Now I often (not always- there is no always in tarot) associate the Fool as a spirit before it enters the body (so pre-life, or after life, perhaps between lives!). And though we are often keen to say “death doesn’t mean death” the rose on the death card is white- without blood. The Death card is often a transition- even if not physical death. So to me the two white roses are clear links to that magical time when "we" are without body.

 

The rose and blood analogy is fascinating- there are several myths that talk about the first rose being white.
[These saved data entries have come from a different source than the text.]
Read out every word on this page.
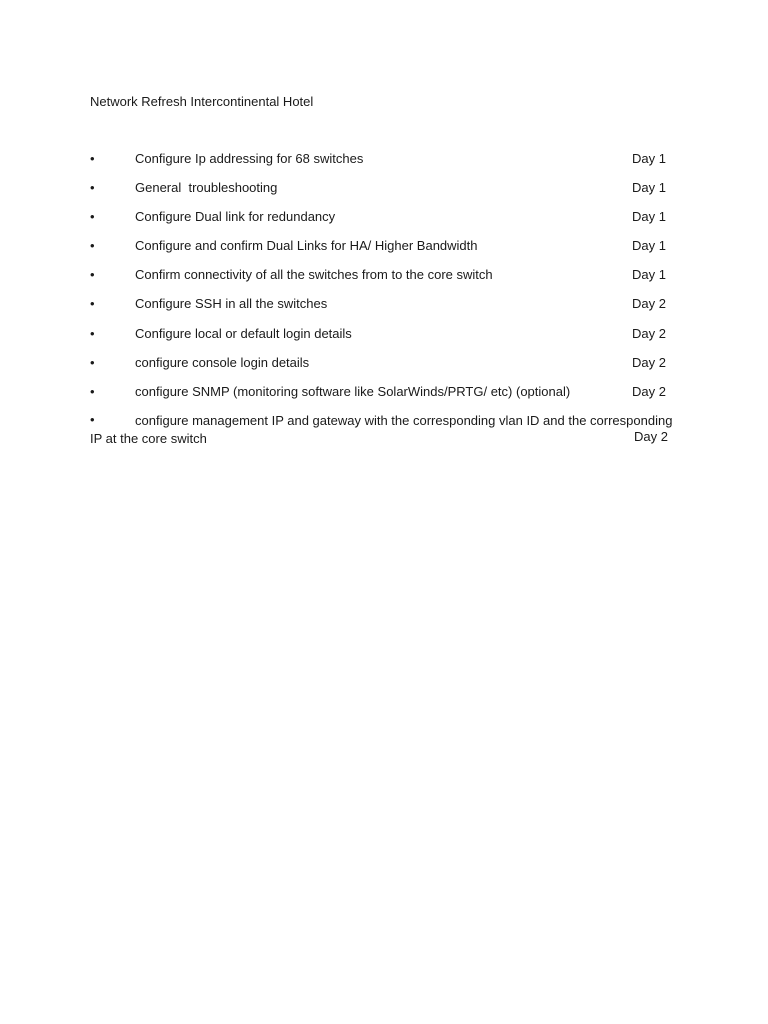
Network Refresh Intercontinental Hotel
•	Configure Ip addressing for 68 switches	Day 1
•	General  troubleshooting	Day 1
•	Configure Dual link for redundancy	Day 1
•	Configure and confirm Dual Links for HA/ Higher Bandwidth	Day 1
•	Confirm connectivity of all the switches from to the core switch	Day 1
•	Configure SSH in all the switches	Day 2
•	Configure local or default login details	Day 2
•	configure console login details	Day 2
•	configure SNMP (monitoring software like SolarWinds/PRTG/ etc) (optional)	Day 2
•	configure management IP and gateway with the corresponding vlan ID and the corresponding IP at the core switch	Day 2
Then a Goddess pricks her finger on a rose thorn, the blood drops on the rose, and now all roses are red (Aphrodite, Mary, Venus- pick your Goddess!) and so the red roses are connected with life, blood, our physical body.

 

For me the red roses on the Queen of pentacles link with her role as mother- the blood of her womb creating the child.

 

The red roses on the 9 of swords remind you to live, move, do something to reconnect with your body. 

 

So what about white lilies…

 

The most famous Lily symbol is the Fleur de Lis. Seriously a lifetime of research in just one symbol- a rabbit hole of information if you choose to look.

 

 There are many, many myths and symbolism around the lily- but it is considered to be pure, a connection to the divine. It is linked to Mary and the virgin birth, and virginity in general.

 

Charlemagne and the French kings used the Fleur de Lis to represent their divine “right” to be kings. 

 

It is a short hand for “pure, directly linked with the divine”

 

So I now we have red roses for the physical, and white lilies for  spiritual/divine connection. Or the outer and inner journey if you prefer.

 

Looking at the cards that have both symbols;

 

Ace of pentacles- the white lilies suggest the garden represents Eden, a place of comfort, and you step through the rose archway to take physical action towards your goal or plan. (or fully incarnating as we left the garden of Eden -representing stepping out of your comfort zone)

 

Magician & Hierophant- the imagery of the white lily & red rose shows you need to blend “inner work” with physical action to release/develop your potential. The Hierophant suggests you need to "walk the walk" as well as "talking the talk"

 

The two of wands- I see this card as very much potential, but no concrete reality yet- and notice this is the only card where the lilies & roses are painted on. (you can read more about the two of wands here) backing up the feeling of plans and potential.

 

 

As an extra note- I visited Rennes Les chateau many years ago, a strange place that changed my life and inspired me to change my name to Madelaine in honour of Mary Magdalene.

 

  The story suggests that she was married to Jesus and escaped, pregnant, after the crucifixion. Her lineage then created the kings of France- including Charlemagne who uses the Fleur de Lis as his symbol. I’ve included a photograph from the guide book- of Mary Magdalene, and the stained glass window (though you may not see the detail) is the Fleur de Lis.

 

I could probably write on for another 5 pages- that is why I love the Rider-Waite so much.

 

 

Pick a symbol, explore it, dive deep down- it’s a never ending journey of mythology, wisdom and knowledge.